La responsabilité civile d'une association cultuelle
vis-à-vis des tiers peut être contractuelle
ou délictuelle.
La responsabilité de l'association est contractuelle
lorsqu'un contrat est passé entre l'association et
le tiers.
A défaut de contrat entre l'association et la victime,
la responsabilité civile de l'association ne peut être
recherchée que sur le plan délictuel.
Est considérée comme tiers de l'association
toute personne qui n'est pas membre de l'association. L'association
est responsable des dommages causés à ces personnes.
La jurisprudence a posé le principe général
de la responsabilité délictuelle du fait des
choses sur le fondement de l'article 1384 alinéa 1
du Code civil : " On est responsable non seulement
du dommage que l'on cause par son propre fait, mais encore
de celui qui est causé par le fait des choses que l'on
a sous sa garde. "
Il en résulte que l'association est gardienne des
choses dont elle est propriétaire.
En cas de préjudice, la victime devra démontrer
l'existence d'une faute de l'association, d'un préjudice
et d'un lien de causalité entre la faute et le préjudice.

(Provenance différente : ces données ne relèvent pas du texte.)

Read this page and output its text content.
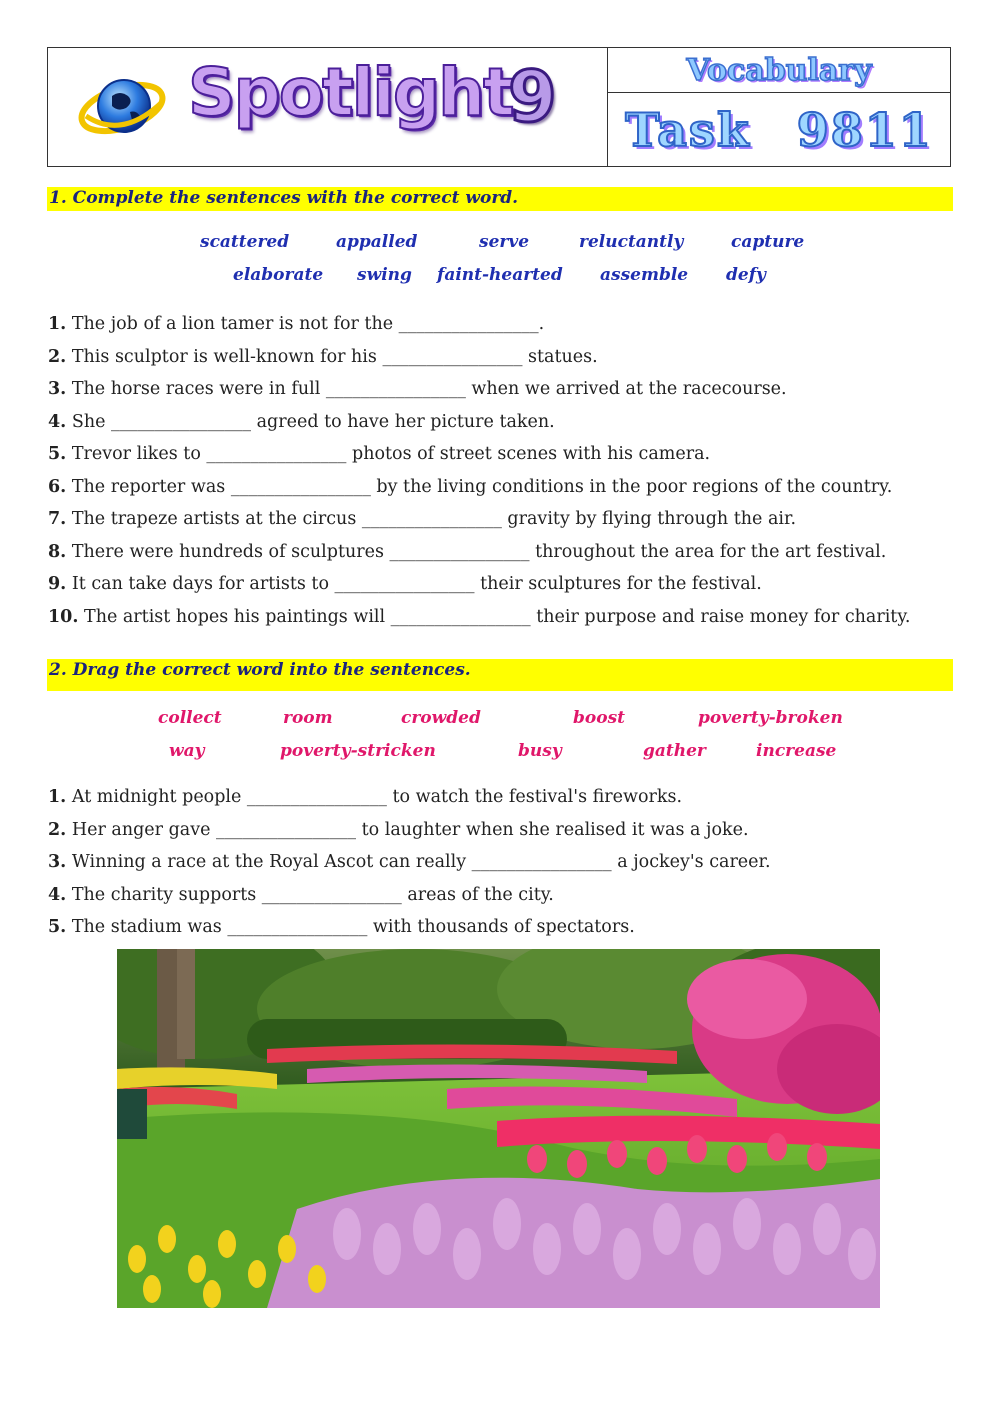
Spotlight
9	Vocabulary
Task 9811
1. Complete the sentences with the correct word.
scattered	appalled	serve	reluctantly	capture
elaborate swing faint-hearted assemble defy
1. The job of a lion tamer is not for the ________________.
2. This sculptor is well-known for his ________________ statues.
3. The horse races were in full ________________ when we arrived at the racecourse.
4. She ________________ agreed to have her picture taken.
5. Trevor likes to ________________ photos of street scenes with his camera.
6. The reporter was ________________ by the living conditions in the poor regions of the country.
7. The trapeze artists at the circus ________________ gravity by flying through the air.
8. There were hundreds of sculptures ________________ throughout the area for the art festival.
9. It can take days for artists to ________________ their sculptures for the festival.
10. The artist hopes his paintings will ________________ their purpose and raise money for charity.
2. Drag the correct word into the sentences.
collect	room	crowded	boost	poverty-broken
way	poverty-stricken	busy	gather	increase
1. At midnight people ________________ to watch the festival's fireworks.
2. Her anger gave ________________ to laughter when she realised it was a joke.
3. Winning a race at the Royal Ascot can really ________________ a jockey's career.
4. The charity supports ________________ areas of the city.
5. The stadium was ________________ with thousands of spectators.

Autrement dit, la responsabilité de l'association gardienne
d'une chose inerte et immobile ne peut être engagée
que si la victime apporte la preuve que cette chose a été
l'instrument du dommage en raison de son mauvais état
ou de sa position anormale.
En visitant une église, propriété d'une
association cultuelle, une personne désireuse de contempler
certains vitraux a chuté dans un escalier .
Pour la cour d'appel, l'association cultuelle est entièrement
responsable de l'accident.
L'église étant un lieu ouvert au public, l'association
se devait de prendre toutes les précautions pour empêcher
qu'un visiteur ne chute dans l'escalier, ce qu'elle n'avait
pas fait. Ainsi, l'emplacement n'était pas éclairé
correctement, pas signalé et surtout pas protégé.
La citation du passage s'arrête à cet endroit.